There might be another way, though – something that resembles the collective action of the Web 2.0 era.  Like Occupy Wall Street and Anonymous.  Something that resembles the workers’ movements of the first Great Depression.  Of course, it’s not likely, but, what if makers and small-time 3D printer companies could get together to form their own organization? You know, what if Makerbot, along with the folks at Make, Crashspace in Santa Monica, and the Columbus Idea Foundry could pool their resources and join NAMII? Maybe this new umbrella group of independent makers would be called MegaBot.  Together, they could start a Kickstarter to become a member of NAMII.  MegaBot would have to get at least $15k to become a Supporting Member of NAMII, like Kent State University or Northern Illinois University.  $50k and Full Membership would get MegaBot a seat on the NAMII governance board, like Allegheny Technologies and Lockheed Martin.  And $200k would make MegaBot a Lead Member, right alongside 3D Systems and Northrop Grumman.  MegaBot could become the sole dissenting voice at every NAMII meeting, always naysaying the production of new drone parts and funding wars of aggression.  MegaBot, the collective of independent Makers, would be a voice of peace.  Perhaps, a beacon to the whole world of what positive collective action can really look like, like the U.S. was meant to be.

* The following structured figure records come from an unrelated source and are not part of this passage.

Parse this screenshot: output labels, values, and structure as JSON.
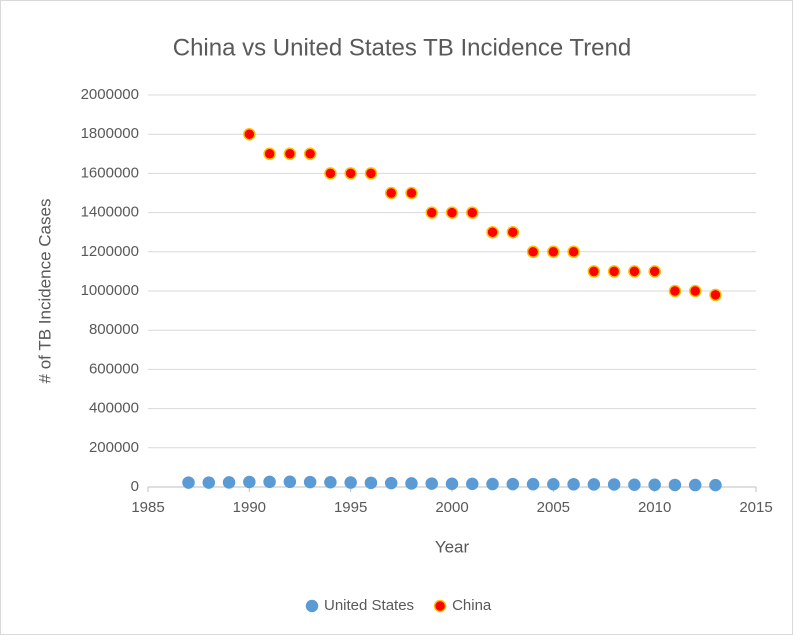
{
  "chart_data": {
    "type": "scatter",
    "title": "China vs United States TB Incidence Trend",
    "xlabel": "Year",
    "ylabel": "# of TB Incidence Cases",
    "series": [
      {
        "name": "United States",
        "color": "#5b9bd5",
        "edgecolor": "#5b9bd5",
        "x": [
          1987,
          1988,
          1989,
          1990,
          1991,
          1992,
          1993,
          1994,
          1995,
          1996,
          1997,
          1998,
          1999,
          2000,
          2001,
          2002,
          2003,
          2004,
          2005,
          2006,
          2007,
          2008,
          2009,
          2010,
          2011,
          2012,
          2013
        ],
        "values": [
          22517,
          22436,
          23495,
          25701,
          26283,
          26673,
          25102,
          24206,
          22727,
          21210,
          19751,
          18286,
          17500,
          16309,
          15945,
          15055,
          14836,
          14499,
          14065,
          13727,
          13270,
          12895,
          11520,
          11161,
          10509,
          9939,
          9582
        ]
      },
      {
        "name": "China",
        "color": "#ff0000",
        "edgecolor": "#ffc000",
        "x": [
          1990,
          1991,
          1992,
          1993,
          1994,
          1995,
          1996,
          1997,
          1998,
          1999,
          2000,
          2001,
          2002,
          2003,
          2004,
          2005,
          2006,
          2007,
          2008,
          2009,
          2010,
          2011,
          2012,
          2013
        ],
        "values": [
          1800000,
          1700000,
          1700000,
          1700000,
          1600000,
          1600000,
          1600000,
          1500000,
          1500000,
          1400000,
          1400000,
          1400000,
          1300000,
          1300000,
          1200000,
          1200000,
          1200000,
          1100000,
          1100000,
          1100000,
          1100000,
          1000000,
          1000000,
          980000
        ]
      }
    ],
    "xlim": [
      1985,
      2015
    ],
    "xticks": [
      1985,
      1990,
      1995,
      2000,
      2005,
      2010,
      2015
    ],
    "ylim": [
      0,
      2000000
    ],
    "yticks": [
      0,
      200000,
      400000,
      600000,
      800000,
      1000000,
      1200000,
      1400000,
      1600000,
      1800000,
      2000000
    ],
    "grid": true,
    "legend": "bottom"
  }
}
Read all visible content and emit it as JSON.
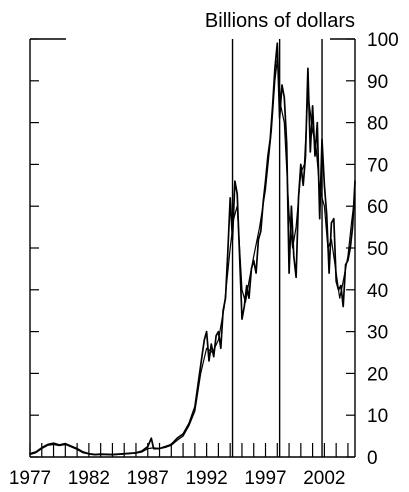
{
  "chart_data": {
    "type": "line",
    "title": "",
    "unit_label": "Billions of dollars",
    "xlabel": "",
    "ylabel": "Billions of dollars",
    "xlim": [
      1977,
      2004.6
    ],
    "ylim": [
      0,
      100
    ],
    "x_tick_labels": [
      "1977",
      "1982",
      "1987",
      "1992",
      "1997",
      "2002"
    ],
    "y_tick_labels": [
      "0",
      "10",
      "20",
      "30",
      "40",
      "50",
      "60",
      "70",
      "80",
      "90",
      "100"
    ],
    "y_ticks_side": "right",
    "grid": false,
    "legend": "none",
    "vertical_markers": [
      1994.2,
      1998.2,
      2001.8
    ],
    "series": [
      {
        "color": "#000000",
        "x": [
          1977.0,
          1977.5,
          1978.0,
          1978.5,
          1979.0,
          1979.5,
          1980.0,
          1980.5,
          1981.0,
          1981.5,
          1982.0,
          1982.5,
          1983.0,
          1984.0,
          1985.0,
          1986.0,
          1986.5,
          1987.0,
          1987.3,
          1987.5,
          1988.0,
          1988.5,
          1989.0,
          1989.5,
          1990.0,
          1990.5,
          1991.0,
          1991.3,
          1991.6,
          1991.8,
          1992.0,
          1992.2,
          1992.4,
          1992.6,
          1992.8,
          1993.0,
          1993.2,
          1993.4,
          1993.6,
          1993.8,
          1994.0,
          1994.2,
          1994.4,
          1994.6,
          1994.8,
          1995.0,
          1995.2,
          1995.4,
          1995.6,
          1995.8,
          1996.0,
          1996.2,
          1996.4,
          1996.6,
          1996.8,
          1997.0,
          1997.2,
          1997.4,
          1997.6,
          1997.8,
          1998.0,
          1998.2,
          1998.4,
          1998.6,
          1998.8,
          1999.0,
          1999.2,
          1999.4,
          1999.6,
          1999.8,
          2000.0,
          2000.2,
          2000.4,
          2000.6,
          2000.8,
          2001.0,
          2001.2,
          2001.4,
          2001.6,
          2001.8,
          2002.0,
          2002.2,
          2002.4,
          2002.6,
          2002.8,
          2003.0,
          2003.2,
          2003.4,
          2003.6,
          2003.8,
          2004.0,
          2004.2,
          2004.4,
          2004.6
        ],
        "values": [
          0.8,
          1.2,
          2.2,
          3.0,
          3.3,
          2.9,
          3.2,
          2.6,
          2.0,
          1.2,
          0.8,
          0.6,
          0.7,
          0.6,
          0.8,
          1.0,
          1.4,
          2.5,
          4.5,
          2.0,
          2.0,
          2.5,
          3.0,
          4.5,
          5.5,
          8.0,
          12.0,
          18.0,
          24.0,
          28.0,
          30.0,
          23.0,
          27.0,
          24.0,
          29.0,
          30.0,
          26.0,
          35.0,
          38.0,
          49.0,
          62.0,
          52.0,
          66.0,
          63.0,
          48.0,
          33.0,
          36.0,
          41.0,
          38.0,
          45.0,
          47.0,
          44.0,
          52.0,
          54.0,
          61.0,
          66.0,
          72.0,
          76.0,
          84.0,
          93.0,
          99.0,
          81.0,
          89.0,
          86.0,
          75.0,
          44.0,
          60.0,
          48.0,
          43.0,
          62.0,
          70.0,
          65.0,
          72.0,
          93.0,
          73.0,
          84.0,
          72.0,
          80.0,
          57.0,
          76.0,
          65.0,
          58.0,
          44.0,
          56.0,
          57.0,
          42.0,
          40.0,
          41.0,
          36.0,
          46.0,
          47.0,
          50.0,
          55.0,
          66.0
        ]
      },
      {
        "color": "#000000",
        "x": [
          1977.0,
          1977.5,
          1978.0,
          1978.5,
          1979.0,
          1979.5,
          1980.0,
          1980.5,
          1981.0,
          1981.5,
          1982.0,
          1982.5,
          1983.0,
          1984.0,
          1985.0,
          1986.0,
          1986.5,
          1987.0,
          1987.5,
          1988.0,
          1988.5,
          1989.0,
          1989.5,
          1990.0,
          1990.5,
          1991.0,
          1991.5,
          1992.0,
          1992.5,
          1993.0,
          1993.5,
          1994.0,
          1994.3,
          1994.6,
          1995.0,
          1995.3,
          1995.6,
          1996.0,
          1996.5,
          1997.0,
          1997.5,
          1997.8,
          1998.0,
          1998.3,
          1998.6,
          1999.0,
          1999.3,
          1999.6,
          2000.0,
          2000.3,
          2000.6,
          2001.0,
          2001.3,
          2001.6,
          2002.0,
          2002.3,
          2002.6,
          2003.0,
          2003.3,
          2003.6,
          2004.0,
          2004.3,
          2004.6
        ],
        "values": [
          0.6,
          1.0,
          2.0,
          2.8,
          3.0,
          2.7,
          3.0,
          2.4,
          1.8,
          1.0,
          0.7,
          0.5,
          0.6,
          0.5,
          0.7,
          0.9,
          1.2,
          2.0,
          2.2,
          2.0,
          2.3,
          2.8,
          4.0,
          5.0,
          7.5,
          11.0,
          20.0,
          26.0,
          25.0,
          28.0,
          36.0,
          50.0,
          57.0,
          60.0,
          40.0,
          37.0,
          42.0,
          48.0,
          55.0,
          64.0,
          78.0,
          90.0,
          95.0,
          84.0,
          80.0,
          58.0,
          50.0,
          55.0,
          68.0,
          70.0,
          87.0,
          78.0,
          74.0,
          64.0,
          60.0,
          50.0,
          52.0,
          44.0,
          38.0,
          42.0,
          48.0,
          56.0,
          63.0
        ]
      }
    ]
  }
}
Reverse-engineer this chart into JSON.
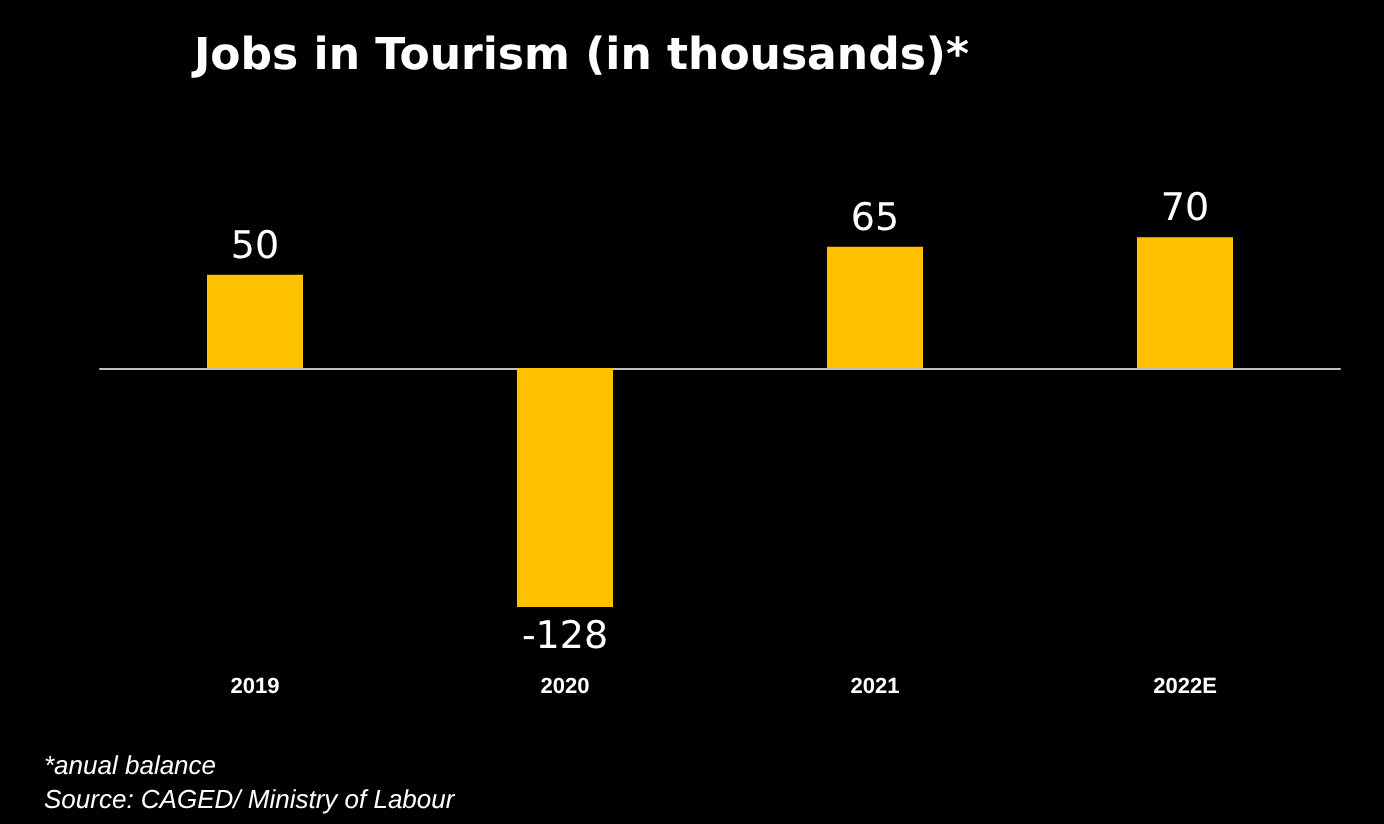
{
  "chart_data": {
    "type": "bar",
    "title": "Jobs in Tourism (in thousands)*",
    "categories": [
      "2019",
      "2020",
      "2021",
      "2022E"
    ],
    "values": [
      50,
      -128,
      65,
      70
    ],
    "color": "#ffc000",
    "data_labels": true,
    "annotations": [
      "*anual balance",
      "Source: CAGED/ Ministry of Labour"
    ]
  }
}
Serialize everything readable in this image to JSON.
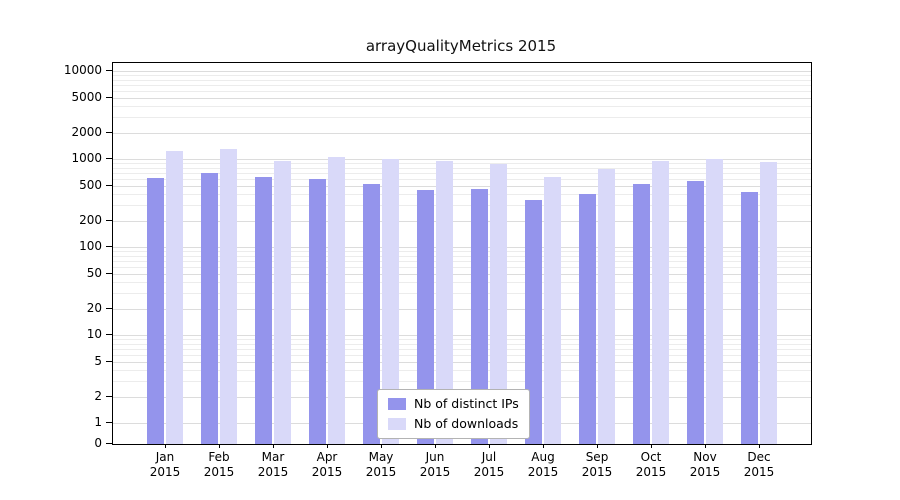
{
  "title": "arrayQualityMetrics 2015",
  "chart_data": {
    "type": "bar",
    "title": "arrayQualityMetrics 2015",
    "scale": "log",
    "grid": true,
    "legend_position": "bottom-center",
    "year": "2015",
    "categories": [
      "Jan",
      "Feb",
      "Mar",
      "Apr",
      "May",
      "Jun",
      "Jul",
      "Aug",
      "Sep",
      "Oct",
      "Nov",
      "Dec"
    ],
    "yticks": [
      0,
      1,
      2,
      5,
      10,
      20,
      50,
      100,
      200,
      500,
      1000,
      2000,
      5000,
      10000
    ],
    "ylim": [
      0,
      14000
    ],
    "series": [
      {
        "name": "Nb of distinct IPs",
        "color": "#9494ec",
        "values": [
          610,
          700,
          620,
          600,
          520,
          450,
          460,
          340,
          400,
          520,
          560,
          420
        ]
      },
      {
        "name": "Nb of downloads",
        "color": "#d9d9f9",
        "values": [
          1230,
          1290,
          960,
          1060,
          1010,
          940,
          870,
          630,
          780,
          940,
          990,
          930
        ]
      }
    ]
  }
}
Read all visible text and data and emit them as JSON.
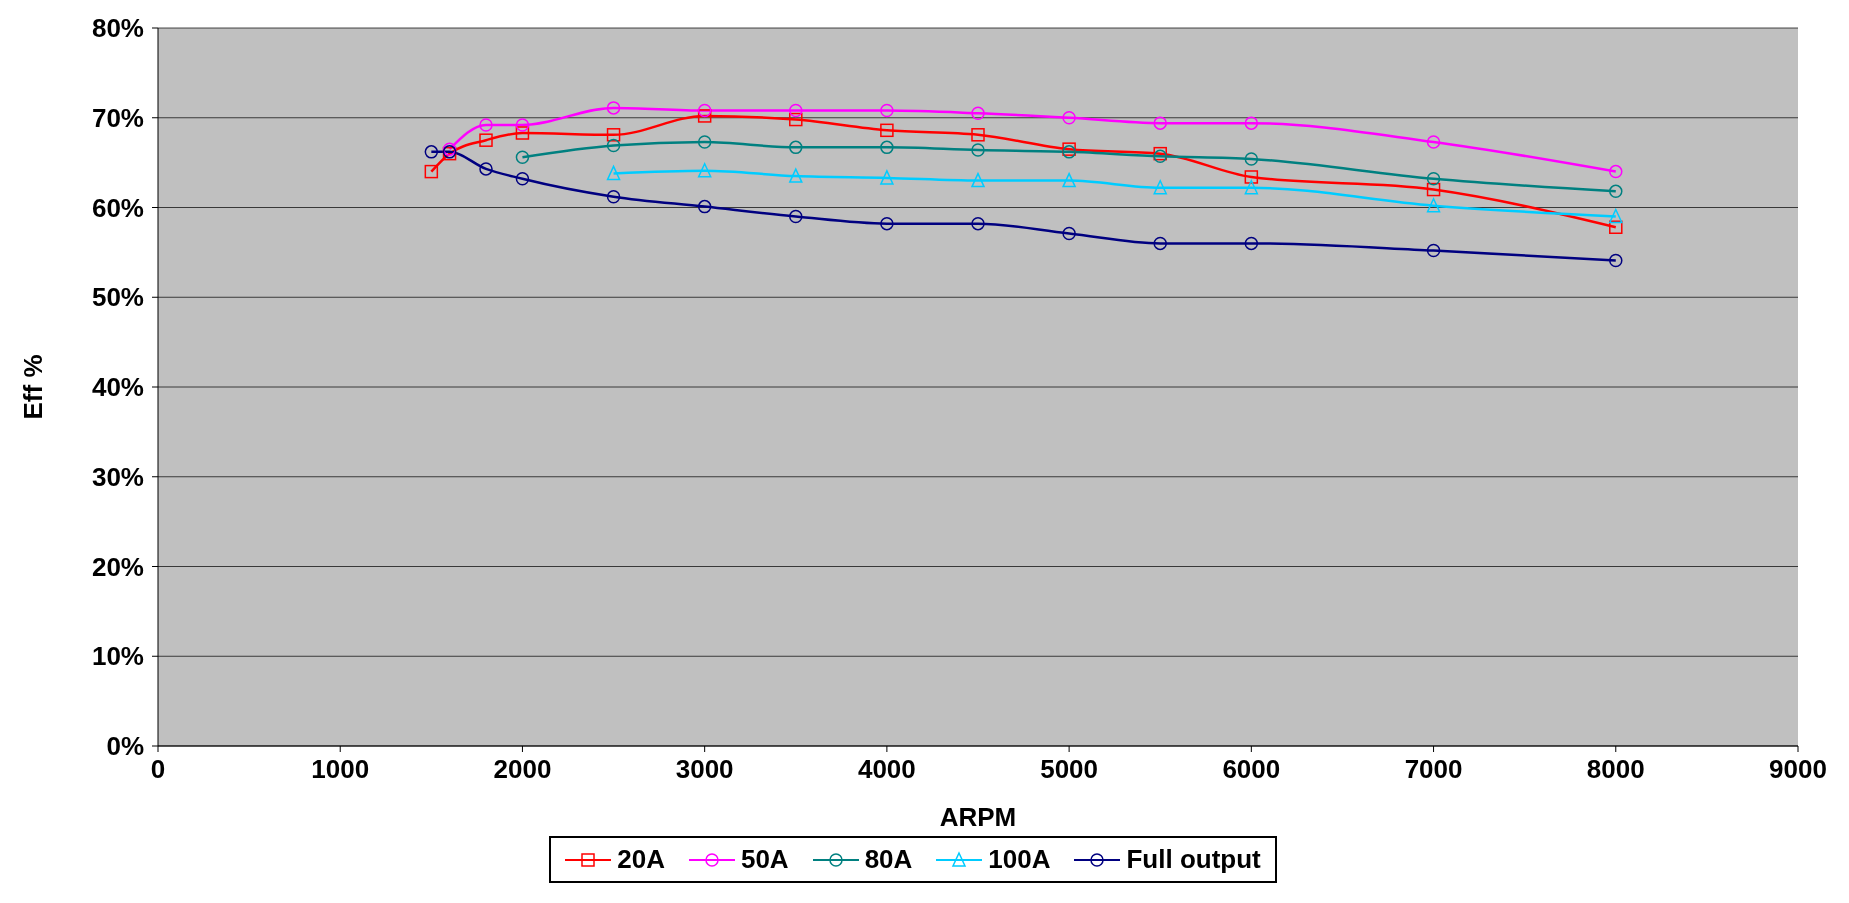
{
  "chart_data": {
    "type": "line",
    "xlabel": "ARPM",
    "ylabel": "Eff %",
    "xlim": [
      0,
      9000
    ],
    "xticks": [
      0,
      1000,
      2000,
      3000,
      4000,
      5000,
      6000,
      7000,
      8000,
      9000
    ],
    "ylim": [
      0,
      80
    ],
    "yticks": [
      {
        "value": 0,
        "label": "0%"
      },
      {
        "value": 10,
        "label": "10%"
      },
      {
        "value": 20,
        "label": "20%"
      },
      {
        "value": 30,
        "label": "30%"
      },
      {
        "value": 40,
        "label": "40%"
      },
      {
        "value": 50,
        "label": "50%"
      },
      {
        "value": 60,
        "label": "60%"
      },
      {
        "value": 70,
        "label": "70%"
      },
      {
        "value": 80,
        "label": "80%"
      }
    ],
    "grid": "y",
    "legend": "bottom",
    "series": [
      {
        "name": "20A",
        "color": "#ff0000",
        "marker": "square",
        "x": [
          1500,
          1600,
          1800,
          2000,
          2500,
          3000,
          3500,
          4000,
          4500,
          5000,
          5500,
          6000,
          7000,
          8000
        ],
        "values": [
          64,
          66,
          67.5,
          68.3,
          68.1,
          70.2,
          69.8,
          68.6,
          68.1,
          66.5,
          66,
          63.4,
          62,
          57.8
        ]
      },
      {
        "name": "50A",
        "color": "#ff00ff",
        "marker": "circle",
        "x": [
          1600,
          1800,
          2000,
          2500,
          3000,
          3500,
          4000,
          4500,
          5000,
          5500,
          6000,
          7000,
          8000
        ],
        "values": [
          66.5,
          69.2,
          69.2,
          71.1,
          70.8,
          70.8,
          70.8,
          70.5,
          70,
          69.4,
          69.4,
          67.3,
          64
        ]
      },
      {
        "name": "80A",
        "color": "#008080",
        "marker": "circle",
        "x": [
          2000,
          2500,
          3000,
          3500,
          4000,
          4500,
          5000,
          5500,
          6000,
          7000,
          8000
        ],
        "values": [
          65.6,
          66.9,
          67.3,
          66.7,
          66.7,
          66.4,
          66.2,
          65.7,
          65.4,
          63.2,
          61.8
        ]
      },
      {
        "name": "100A",
        "color": "#00ccff",
        "marker": "triangle",
        "x": [
          2500,
          3000,
          3500,
          4000,
          4500,
          5000,
          5500,
          6000,
          7000,
          8000
        ],
        "values": [
          63.8,
          64.1,
          63.5,
          63.3,
          63,
          63,
          62.2,
          62.2,
          60.2,
          59
        ]
      },
      {
        "name": "Full output",
        "color": "#000080",
        "marker": "circle",
        "x": [
          1500,
          1600,
          1800,
          2000,
          2500,
          3000,
          3500,
          4000,
          4500,
          5000,
          5500,
          6000,
          7000,
          8000
        ],
        "values": [
          66.2,
          66.2,
          64.3,
          63.2,
          61.2,
          60.1,
          59,
          58.2,
          58.2,
          57.1,
          56,
          56,
          55.2,
          54.1
        ]
      }
    ]
  }
}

Of course, the likelihood that NAMII would even accept MegaBot’s membership is probably out of the realm of possibility, but there’s no telling what the formation of MegaBot could do, NAMII membership or not.  And maybe, then, MegaBot could team up with Occupy, Anonymous, the workers’ unions, and whoever else is out there, to form UltraMegaBot, some truly democratic organization to match the power of the U.S. Global Leadership Coalitions, the Northrop Grummans, and the Lockheed Martins of the world.